B 3: Mehr Schutz für Fledermäuse – BUND und Straßenbaubehörde vereinbaren zusätzliche Artenschutzmaßnahmen beim Bau der Ortsumgehung Celle

CELLE. Der BUND Landesverband Niedersachsen und die Niedersächsische Landesbehörde für Straßenbau und Verkehr (NLStBV) haben gestern eine Vereinbarung über zusätzliche Maßnahmen zum Artenschutz im Rahmen der Ortsumgehung Celle unterzeichnet. Die mit dem Straßenbauvorhaben verbundenen Artenschutzkonflikte, insbesondere für Fledermäuse, und weitere Eingriffe in Natur und Landschaft werden durch zusätzliche Maßnahmen minimiert und so weit wie möglich kompensiert. Zuvor hatte der BUND mit einer Klage Rechtsverstöße in der Planung beanstandet. Mit der Vereinbarung wird eine wichtige Voraussetzung geschaffen, das Klageverfahren zu beenden.

„Mit dem Bau der Umgehungsstraße gehen unweigerlich Lebensräume teilweise seltener, gefährdeter Arten verloren“, sagt Heiner Baumgarten, BUND-Landesvorsitzender. „Durch die heute festgelegten, zusätzlichen Maßnahmen konnte der BUND erreichen, dass die Beeinträchtigungen für Fledermäuse und andere Arten der Wälder und Wiesen weitergehend verringert und ausgeglichen werden.“ Die Straßenbauverwaltung verpflichtet sich zu einer Erfolgskontrolle der insgesamt vier Fledermausbrücken und der Optimierung einer Fledermausbrücke bei Lachtehausen, deren Ausführung der BUND im Klageverfahren als unwirksam kritisiert hatte. Darüber hinaus werden umfangreiche Flächen zu naturnahen und artenreichen Lebensräumen entwickelt. „Mit dem Abschluss der Vereinbarung sind die Grundlagen für den weiteren Bau der Ortsumgehung Celle geschaffen“, betont Günther Henkenberens, Präsident der Landesbehörde in Hannover.

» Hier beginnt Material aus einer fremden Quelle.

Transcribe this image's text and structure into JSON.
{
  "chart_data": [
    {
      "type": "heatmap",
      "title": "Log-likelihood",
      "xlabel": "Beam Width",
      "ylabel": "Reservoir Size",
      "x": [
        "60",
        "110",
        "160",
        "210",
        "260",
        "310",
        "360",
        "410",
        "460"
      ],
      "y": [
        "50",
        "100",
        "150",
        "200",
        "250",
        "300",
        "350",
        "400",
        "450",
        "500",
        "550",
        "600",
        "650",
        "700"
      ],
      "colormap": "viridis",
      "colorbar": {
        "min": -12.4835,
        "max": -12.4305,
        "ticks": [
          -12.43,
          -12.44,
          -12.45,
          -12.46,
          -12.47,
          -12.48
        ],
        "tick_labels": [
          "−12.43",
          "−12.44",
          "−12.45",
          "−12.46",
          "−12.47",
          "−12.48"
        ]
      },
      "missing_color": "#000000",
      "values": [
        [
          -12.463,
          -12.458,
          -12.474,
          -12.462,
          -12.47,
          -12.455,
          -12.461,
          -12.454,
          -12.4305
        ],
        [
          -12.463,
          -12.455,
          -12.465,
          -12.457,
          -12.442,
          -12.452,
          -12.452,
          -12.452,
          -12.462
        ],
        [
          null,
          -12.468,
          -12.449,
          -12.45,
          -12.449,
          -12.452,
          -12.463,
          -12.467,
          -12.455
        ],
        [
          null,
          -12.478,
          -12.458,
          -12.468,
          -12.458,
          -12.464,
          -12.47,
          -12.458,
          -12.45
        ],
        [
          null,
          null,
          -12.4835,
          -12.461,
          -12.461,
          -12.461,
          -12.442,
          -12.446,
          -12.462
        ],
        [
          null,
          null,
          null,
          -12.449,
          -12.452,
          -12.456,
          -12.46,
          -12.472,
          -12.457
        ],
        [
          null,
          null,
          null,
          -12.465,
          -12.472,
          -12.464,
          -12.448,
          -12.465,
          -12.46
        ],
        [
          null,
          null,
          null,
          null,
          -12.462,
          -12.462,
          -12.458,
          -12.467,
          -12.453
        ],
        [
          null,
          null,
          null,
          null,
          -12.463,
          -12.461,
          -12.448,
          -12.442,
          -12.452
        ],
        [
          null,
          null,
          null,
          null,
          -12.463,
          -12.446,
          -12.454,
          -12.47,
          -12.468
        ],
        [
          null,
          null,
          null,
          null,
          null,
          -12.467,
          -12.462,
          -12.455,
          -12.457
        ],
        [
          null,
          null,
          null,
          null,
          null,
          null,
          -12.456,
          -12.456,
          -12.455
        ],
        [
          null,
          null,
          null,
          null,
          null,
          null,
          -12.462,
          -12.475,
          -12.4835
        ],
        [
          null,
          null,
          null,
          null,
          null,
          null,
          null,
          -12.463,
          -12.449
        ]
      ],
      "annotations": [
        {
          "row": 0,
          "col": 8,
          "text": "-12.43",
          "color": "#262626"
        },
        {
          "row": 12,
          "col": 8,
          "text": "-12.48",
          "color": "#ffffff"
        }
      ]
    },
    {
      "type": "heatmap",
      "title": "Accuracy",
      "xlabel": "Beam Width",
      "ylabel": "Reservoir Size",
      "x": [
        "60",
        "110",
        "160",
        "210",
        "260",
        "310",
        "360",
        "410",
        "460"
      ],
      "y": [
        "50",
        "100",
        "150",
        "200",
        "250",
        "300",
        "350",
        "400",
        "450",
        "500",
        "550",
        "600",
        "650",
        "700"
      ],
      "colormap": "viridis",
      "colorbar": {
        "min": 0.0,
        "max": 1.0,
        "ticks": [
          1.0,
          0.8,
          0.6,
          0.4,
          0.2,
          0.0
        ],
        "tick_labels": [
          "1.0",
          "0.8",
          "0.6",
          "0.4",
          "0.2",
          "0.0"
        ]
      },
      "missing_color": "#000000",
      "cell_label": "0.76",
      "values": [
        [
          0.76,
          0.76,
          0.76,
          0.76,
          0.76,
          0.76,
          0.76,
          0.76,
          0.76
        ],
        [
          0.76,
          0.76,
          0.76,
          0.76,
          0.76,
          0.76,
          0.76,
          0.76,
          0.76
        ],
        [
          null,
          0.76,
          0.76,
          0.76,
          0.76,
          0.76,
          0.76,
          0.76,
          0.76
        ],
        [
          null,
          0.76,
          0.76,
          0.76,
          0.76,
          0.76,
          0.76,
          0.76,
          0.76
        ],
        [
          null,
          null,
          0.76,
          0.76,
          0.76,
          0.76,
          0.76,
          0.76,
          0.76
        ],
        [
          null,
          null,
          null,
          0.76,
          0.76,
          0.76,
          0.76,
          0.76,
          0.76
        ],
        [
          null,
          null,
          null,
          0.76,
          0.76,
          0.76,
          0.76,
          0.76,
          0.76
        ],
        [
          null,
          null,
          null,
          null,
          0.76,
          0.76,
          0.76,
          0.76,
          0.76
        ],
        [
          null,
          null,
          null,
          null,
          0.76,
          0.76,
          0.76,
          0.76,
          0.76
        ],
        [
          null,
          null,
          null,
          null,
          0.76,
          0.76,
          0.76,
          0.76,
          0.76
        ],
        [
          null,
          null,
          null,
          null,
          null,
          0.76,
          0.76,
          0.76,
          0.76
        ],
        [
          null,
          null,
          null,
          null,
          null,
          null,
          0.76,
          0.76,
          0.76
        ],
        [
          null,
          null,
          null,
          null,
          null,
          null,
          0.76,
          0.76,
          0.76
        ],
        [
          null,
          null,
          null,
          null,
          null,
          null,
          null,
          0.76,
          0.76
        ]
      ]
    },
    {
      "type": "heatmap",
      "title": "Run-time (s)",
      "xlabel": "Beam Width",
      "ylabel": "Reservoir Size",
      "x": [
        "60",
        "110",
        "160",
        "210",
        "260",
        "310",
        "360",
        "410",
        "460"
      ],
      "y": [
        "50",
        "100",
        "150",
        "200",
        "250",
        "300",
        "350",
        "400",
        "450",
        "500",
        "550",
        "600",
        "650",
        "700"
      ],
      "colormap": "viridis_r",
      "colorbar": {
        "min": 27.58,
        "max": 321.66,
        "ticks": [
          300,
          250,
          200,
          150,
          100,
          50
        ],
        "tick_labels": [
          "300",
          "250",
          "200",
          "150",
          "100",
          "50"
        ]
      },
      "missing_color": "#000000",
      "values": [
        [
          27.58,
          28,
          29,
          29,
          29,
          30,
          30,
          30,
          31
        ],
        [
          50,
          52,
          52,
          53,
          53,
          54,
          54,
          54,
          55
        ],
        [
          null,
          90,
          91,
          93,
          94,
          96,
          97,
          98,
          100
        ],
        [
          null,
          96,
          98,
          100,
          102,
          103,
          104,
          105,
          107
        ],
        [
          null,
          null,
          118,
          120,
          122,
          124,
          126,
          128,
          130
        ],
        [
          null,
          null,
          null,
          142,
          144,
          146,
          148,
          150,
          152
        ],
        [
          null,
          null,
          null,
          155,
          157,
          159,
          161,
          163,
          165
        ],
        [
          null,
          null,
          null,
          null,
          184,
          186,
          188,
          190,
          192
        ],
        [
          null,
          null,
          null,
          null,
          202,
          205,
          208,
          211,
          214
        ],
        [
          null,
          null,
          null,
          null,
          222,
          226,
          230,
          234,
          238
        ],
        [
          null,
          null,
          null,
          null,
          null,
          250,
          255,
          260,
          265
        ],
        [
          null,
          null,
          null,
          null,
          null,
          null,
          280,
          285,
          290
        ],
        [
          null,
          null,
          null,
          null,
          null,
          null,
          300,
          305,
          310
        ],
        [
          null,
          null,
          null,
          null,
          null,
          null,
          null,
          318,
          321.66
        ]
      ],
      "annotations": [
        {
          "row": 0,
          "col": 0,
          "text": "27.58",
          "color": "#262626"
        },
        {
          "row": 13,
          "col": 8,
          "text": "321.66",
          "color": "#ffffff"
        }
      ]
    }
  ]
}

Als Ausgleich für die Zerschneidung von Flugrouten von Fledermäusen durch den Straßenbau soll beispielsweise der Kiefernforst im Waldgebiet Finkenherd auf einer Fläche von insgesamt 8,6 ha zu einem lichten Eichenmischwald mit Altbäumen umgebaut werden. Bis der Bestand ausreichend Höhlen als Fledermausquartiere aufweist, werden Fledermauskästen als Übergangsquartiere angeboten. Ein aus Naturschutzsicht besonders wertvoller Hartholz-Auenwald wird zukünftig dauerhaft aus der forstlichen Nutzung genommen. Uferbereiche mit Röhrichten, Staudenfluren und artenreichen Erlenauwäldern entlang der Lachte sollen durch gezielte Pflegemaßnahmen zu insektenreichen Habitaten entwickelt werden. Dem Ziel, Fledermäusen ein verbessertes Nahrungsangebot zu bieten, dient auch die Entwicklung von Intensivgrünland zu artenreichen Mähwiesen auf 5 ha Fläche in der Allerniederung zwischen Celle und Altencelle. „Diese Aufwertung von Lebensräumen kommt direkt dem Fledermausschutz zugute: Viele streng geschützte Fledermausarten wie zum Beispiel die Bechsteinfledermaus sind bei der Nahrungs- und Höhlensuche auf naturnahe Wälder mit viel Alt- und Totholz und insektenreiche Habitate angewiesen“, betont Baumgarten.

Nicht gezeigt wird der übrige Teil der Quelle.